First off, my fabulous and talented mother Shirley Horn has decided (after much badgering from me) to launch her own online store, called Precious Survivors. What is she selling? Well, that is a good question! CUSTOM DRAIN POCKETS AND MASTECTOMY PILLOWS AND HAND-PAINTED ORNAMENTS! (Gee, that sounds swell!) Inspired by Trisha’s mastectomy and her hunt for a mastectomy bra, Mom created some adorable drain pockets. They have velcro attachments to connect to a mastectomy bra, and they are so colorful and cheerful. And they’re only $6 a pair!

Mastectomy pit pillows made by Shirley Horn

She is also selling handmade post-surgical “pit pillows”, heart-shaped pillows to rest under your arms after a mastectomy. My friend Kim gave me a pit pillow for my mastectomy, and it was perfect; it wasn’t too hard or too soft and my arm rested in the crevice without any pain. The pit pillows currently listed are Hello Kitty print, but Mom will take custom orders for a different fabric.

A portion of all of the sales from Precious Survivors goes towards breast cancer programs, such as the Los Angeles Pink Dragons, a dragon boat racing team of breast cancer survivors. Dragon boat racing is a great way for breast cancer survivors to prevent lymphedema, which can be caused by lymph node removal.

If you’re looking for a gift to give a loved one who is about to have a mastectomy, check out the Precious Survivors storefront. Mom created these products based on both of our experiences with mastectomies, so they are definitely patient-approved!

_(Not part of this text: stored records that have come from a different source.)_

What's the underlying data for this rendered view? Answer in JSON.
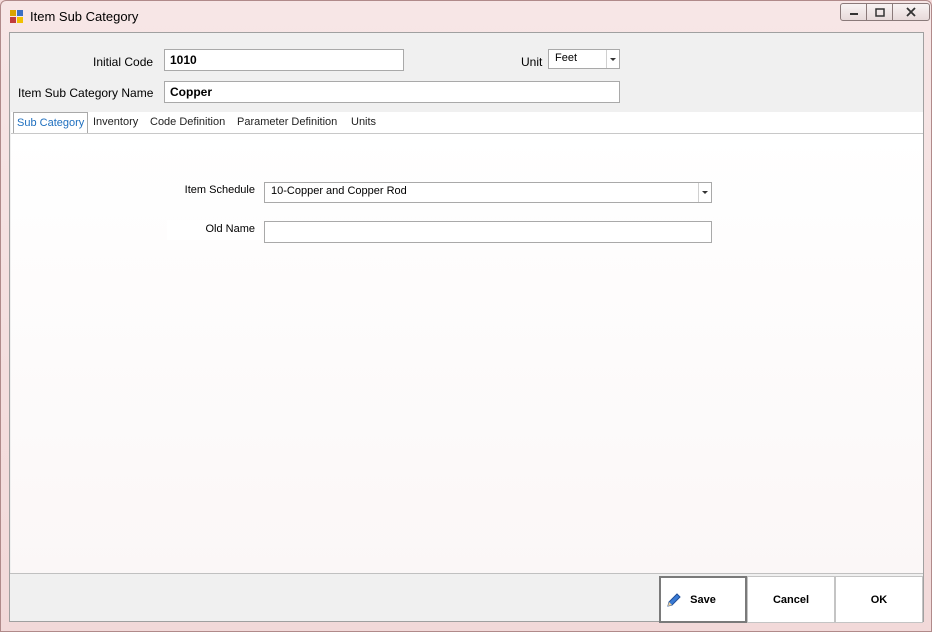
{
  "window": {
    "title": "Item Sub Category"
  },
  "form": {
    "initial_code_label": "Initial Code",
    "initial_code_value": "1010",
    "unit_label": "Unit",
    "unit_value": "Feet",
    "name_label": "Item Sub Category Name",
    "name_value": "Copper"
  },
  "tabs": [
    {
      "label": "Sub Category",
      "active": true
    },
    {
      "label": "Inventory"
    },
    {
      "label": "Code Definition"
    },
    {
      "label": "Parameter Definition"
    },
    {
      "label": "Units"
    }
  ],
  "sub_category": {
    "item_schedule_label": "Item Schedule",
    "item_schedule_value": "10-Copper and Copper Rod",
    "old_name_label": "Old Name",
    "old_name_value": ""
  },
  "buttons": {
    "save": "Save",
    "cancel": "Cancel",
    "ok": "OK"
  },
  "colors": {
    "active_tab_text": "#1e6fbf",
    "window_frame": "#f2d9d9"
  }
}
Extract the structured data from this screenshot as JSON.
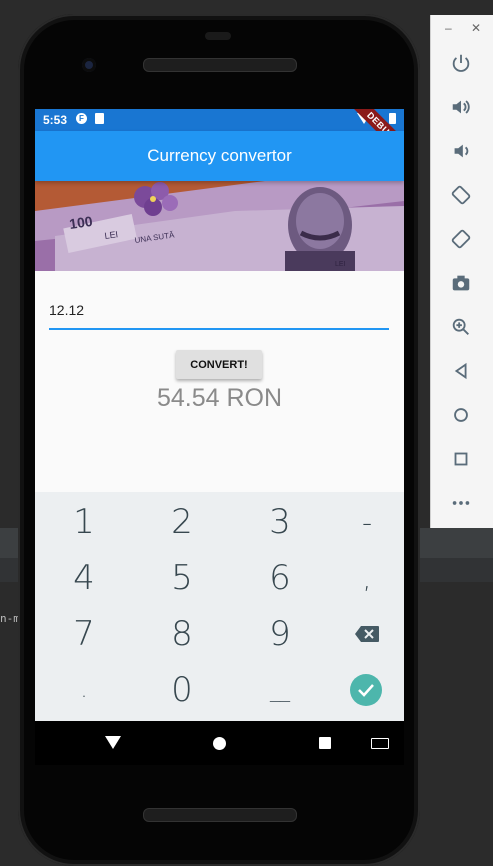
{
  "ide": {
    "console_fragment": "n-m"
  },
  "toolbar": {
    "minimize_label": "–",
    "close_label": "✕",
    "buttons": [
      "power",
      "volume-up",
      "volume-down",
      "rotate-left",
      "rotate-right",
      "screenshot",
      "zoom",
      "back",
      "home",
      "overview",
      "more"
    ]
  },
  "status": {
    "time": "5:53",
    "debug_label": "DEBUG"
  },
  "appbar": {
    "title": "Currency convertor"
  },
  "form": {
    "amount_value": "12.12",
    "convert_label": "CONVERT!",
    "result_text": "54.54 RON"
  },
  "keyboard": {
    "keys": [
      [
        "1",
        "2",
        "3",
        "-"
      ],
      [
        "4",
        "5",
        "6",
        ","
      ],
      [
        "7",
        "8",
        "9",
        "backspace"
      ],
      [
        ".",
        "0",
        "_",
        "done"
      ]
    ],
    "labels": {
      "k1": "1",
      "k2": "2",
      "k3": "3",
      "kminus": "-",
      "k4": "4",
      "k5": "5",
      "k6": "6",
      "kcomma": ",",
      "k7": "7",
      "k8": "8",
      "k9": "9",
      "kdot": ".",
      "k0": "0",
      "kspace": "__"
    }
  },
  "colors": {
    "appbar": "#2196f3",
    "statusbar": "#1976d2",
    "accent_check": "#4db6ac"
  }
}
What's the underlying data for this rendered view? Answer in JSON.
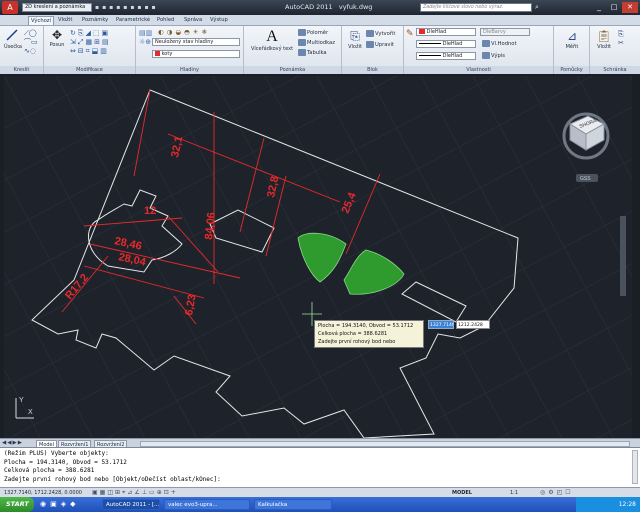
{
  "titlebar": {
    "workspace": "2D kreslení a poznámka",
    "app_title": "AutoCAD 2011",
    "filename": "vyfuk.dwg",
    "search_placeholder": "Zadejte klíčové slovo nebo výraz."
  },
  "ribbon_tabs": [
    "Výchozí",
    "Vložit",
    "Poznámky",
    "Parametrické",
    "Pohled",
    "Správa",
    "Výstup"
  ],
  "ribbon": {
    "panels": {
      "draw": "Kreslit",
      "modify": "Modifikace",
      "layers": "Hladiny",
      "annotation": "Poznámka",
      "block": "Blok",
      "properties": "Vlastnosti",
      "utilities": "Pomůcky",
      "clipboard": "Schránka"
    },
    "draw_tool": "Úsečka",
    "move_tool": "Posun",
    "layer_state": "Neuložený stav hladiny",
    "layer_current": "koty",
    "multiline_text": "Víceřádkový text",
    "annotation_items": [
      "Poloměr",
      "Multiodkaz",
      "Tabulka"
    ],
    "insert_block": "Vložit",
    "block_items": [
      "Vytvořit",
      "Upravit"
    ],
    "color": "DleHlad",
    "linetype": "DleHlad",
    "lineweight": "DleHlad",
    "plot_style": "DleBarvy",
    "list": "Výpis",
    "match": "Vl.Hodnot",
    "measure": "Měřit",
    "paste": "Vložit"
  },
  "viewcube": {
    "face": "SHORA",
    "label": "GSS"
  },
  "dimensions": [
    "32,1",
    "32,8",
    "25,4",
    "84,06",
    "12",
    "28,46",
    "28,04",
    "R17,2",
    "6,23"
  ],
  "tooltip": {
    "lines": [
      "Plocha = 194.3140, Obvod = 53.1712",
      "Celková plocha = 388.6281",
      "Zadejte první rohový bod nebo"
    ],
    "x_input": "1327.7140",
    "y_input": "1212.2428"
  },
  "layout_tabs": [
    "Model",
    "Rozvržení1",
    "Rozvržení2"
  ],
  "command_lines": [
    "(Režim PLUS) Vyberte objekty:",
    "Plocha = 194.3140, Obvod = 53.1712",
    "Celková plocha = 388.6281",
    "Zadejte první rohový bod nebo [Objekt/oDečíst oblast/kOnec]:"
  ],
  "status": {
    "coords": "1327.7140, 1712.2428, 0.0000",
    "mode": "MODEL",
    "scale": "1:1"
  },
  "taskbar": {
    "start": "START",
    "windows": [
      "AutoCAD 2011 - [...",
      "valec evo3-upra...",
      "Kalkulačka"
    ],
    "clock": "12:28"
  },
  "colors": {
    "dimension": "#e8292b",
    "hatch": "#2f9a2d",
    "geometry": "#e6e6e6",
    "background": "#1e232b"
  }
}
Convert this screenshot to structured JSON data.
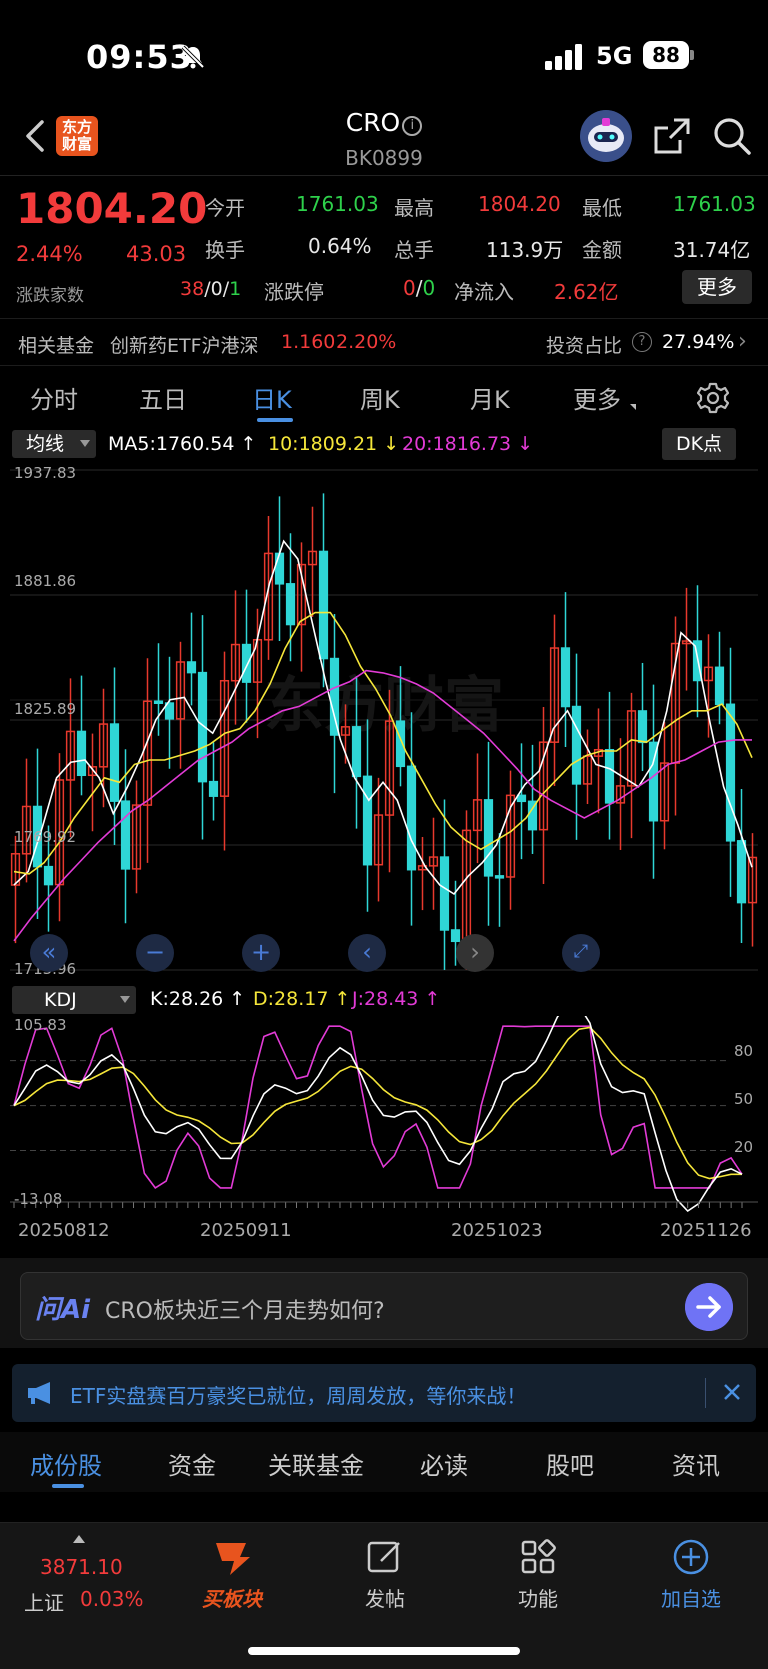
{
  "status_bar": {
    "time": "09:53",
    "network": "5G",
    "battery": "88"
  },
  "header": {
    "title": "CRO",
    "code": "BK0899",
    "logo_text": "东方财富"
  },
  "quote": {
    "price": "1804.20",
    "change_pct": "2.44%",
    "change": "43.03",
    "rise_fall_label": "涨跌家数",
    "rise": "38",
    "flat": "0",
    "fall": "1",
    "fields": [
      {
        "label": "今开",
        "value": "1761.03",
        "color": "green"
      },
      {
        "label": "最高",
        "value": "1804.20",
        "color": "red"
      },
      {
        "label": "最低",
        "value": "1761.03",
        "color": "green"
      },
      {
        "label": "换手",
        "value": "0.64%",
        "color": "white"
      },
      {
        "label": "总手",
        "value": "113.9万",
        "color": "white"
      },
      {
        "label": "金额",
        "value": "31.74亿",
        "color": "white"
      },
      {
        "label": "涨跌停",
        "value_up": "0",
        "value_down": "0"
      },
      {
        "label": "净流入",
        "value": "2.62亿",
        "color": "red"
      }
    ],
    "more_button": "更多"
  },
  "fund_row": {
    "label": "相关基金",
    "fund_name": "创新药ETF沪港深",
    "fund_price": "1.160",
    "fund_pct": "2.20%",
    "ratio_label": "投资占比",
    "ratio_value": "27.94%"
  },
  "k_tabs": [
    {
      "label": "分时"
    },
    {
      "label": "五日"
    },
    {
      "label": "日K",
      "active": true
    },
    {
      "label": "周K"
    },
    {
      "label": "月K"
    },
    {
      "label": "更多"
    }
  ],
  "ma_bar": {
    "selector": "均线",
    "ma5": "MA5:1760.54",
    "ma10": "10:1809.21",
    "ma20": "20:1816.73",
    "dk_button": "DK点",
    "colors": {
      "ma5": "#ffffff",
      "ma10": "#f5e63a",
      "ma20": "#e23bd6",
      "up": "#e8392d",
      "down": "#2fd6d6"
    }
  },
  "chart_data": [
    {
      "type": "candlestick",
      "title": "",
      "y_ticks": [
        "1937.83",
        "1881.86",
        "1825.89",
        "1769.92",
        "1713.96"
      ],
      "ylim": [
        1713.96,
        1937.83
      ],
      "x_labels": [
        "20250812",
        "20250911",
        "20251023",
        "20251126"
      ],
      "series": [
        {
          "name": "MA5",
          "values": [
            1752,
            1758,
            1778,
            1800,
            1807,
            1808,
            1800,
            1784,
            1796,
            1810,
            1826,
            1835,
            1836,
            1825,
            1820,
            1832,
            1845,
            1858,
            1887,
            1906,
            1898,
            1870,
            1842,
            1817,
            1800,
            1790,
            1798,
            1790,
            1772,
            1760,
            1752,
            1748,
            1756,
            1762,
            1770,
            1787,
            1797,
            1803,
            1822,
            1830,
            1818,
            1806,
            1804,
            1800,
            1796,
            1806,
            1830,
            1865,
            1859,
            1826,
            1796,
            1779,
            1760
          ]
        },
        {
          "name": "MA10",
          "values": [
            1758,
            1757,
            1762,
            1771,
            1782,
            1791,
            1800,
            1798,
            1806,
            1808,
            1808,
            1810,
            1812,
            1815,
            1820,
            1822,
            1830,
            1842,
            1858,
            1870,
            1874,
            1874,
            1864,
            1850,
            1840,
            1828,
            1812,
            1800,
            1788,
            1778,
            1772,
            1768,
            1772,
            1776,
            1782,
            1792,
            1799,
            1806,
            1810,
            1812,
            1812,
            1817,
            1816,
            1821,
            1826,
            1830,
            1830,
            1833,
            1824,
            1809
          ]
        },
        {
          "name": "MA20",
          "values": [
            1727,
            1737,
            1746,
            1755,
            1763,
            1771,
            1778,
            1785,
            1790,
            1796,
            1802,
            1808,
            1812,
            1816,
            1822,
            1826,
            1830,
            1832,
            1836,
            1840,
            1843,
            1848,
            1847,
            1845,
            1842,
            1838,
            1832,
            1826,
            1820,
            1812,
            1804,
            1795,
            1790,
            1786,
            1782,
            1786,
            1790,
            1795,
            1800,
            1806,
            1808,
            1812,
            1816,
            1817,
            1817
          ]
        }
      ]
    },
    {
      "type": "line",
      "title": "KDJ",
      "y_ticks": [
        "105.83",
        "-13.08"
      ],
      "right_ticks": [
        "80",
        "50",
        "20"
      ],
      "ylim": [
        -13.08,
        105.83
      ],
      "series": [
        {
          "name": "K",
          "current": "K:28.26"
        },
        {
          "name": "D",
          "current": "D:28.17"
        },
        {
          "name": "J",
          "current": "J:28.43"
        }
      ]
    }
  ],
  "kdj_bar": {
    "selector": "KDJ",
    "k": "K:28.26",
    "d": "D:28.17",
    "j": "J:28.43"
  },
  "ai": {
    "logo": "问Ai",
    "prompt": "CRO板块近三个月走势如何?"
  },
  "banner": {
    "text": "ETF实盘赛百万豪奖已就位，周周发放，等你来战！"
  },
  "bottom_tabs": [
    {
      "label": "成份股",
      "active": true
    },
    {
      "label": "资金"
    },
    {
      "label": "关联基金"
    },
    {
      "label": "必读"
    },
    {
      "label": "股吧"
    },
    {
      "label": "资讯"
    }
  ],
  "bottom_nav": {
    "index_value": "3871.10",
    "index_name": "上证",
    "index_pct": "0.03%",
    "items": [
      {
        "label": "买板块"
      },
      {
        "label": "发帖"
      },
      {
        "label": "功能"
      },
      {
        "label": "加自选"
      }
    ]
  }
}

Now onto the other promotion. A few weeks ago I received a lovely email from a woman named Ann Victor, the president of PerfectCami, a fashion company. Recently Ann has designed a line of camisoles aimed at the post-mastectomy crowd. She graciously sent me a few to try out, and I LOVE them.

The camis attach to your bra straps and therefore stay in place when you bend over. I am always worried about people seeing the inserts on my left side; the camis prevent any accidental insert flashing! They also work nicely to cover bra cups and straps. The bras I wore before my mastectomy were underwire and the cups did not extend high up on my chest; the soft bras I use now have more fabric, so it’s difficult to wear any relatively low-cut shirts or dresses without the bra peeking through. The camis hide the bra perfectly.

If you’re interested in ordering any of the camis, visit the PerfectCami website. They come in a variety of colors and styles (I’ve got red lace, black lace, white striped, black striped, leopard and a few more!) and five sizes.

OK, signing off now. I have to get ready for my trip to Vegas this weekend! Have a great weekend everyone.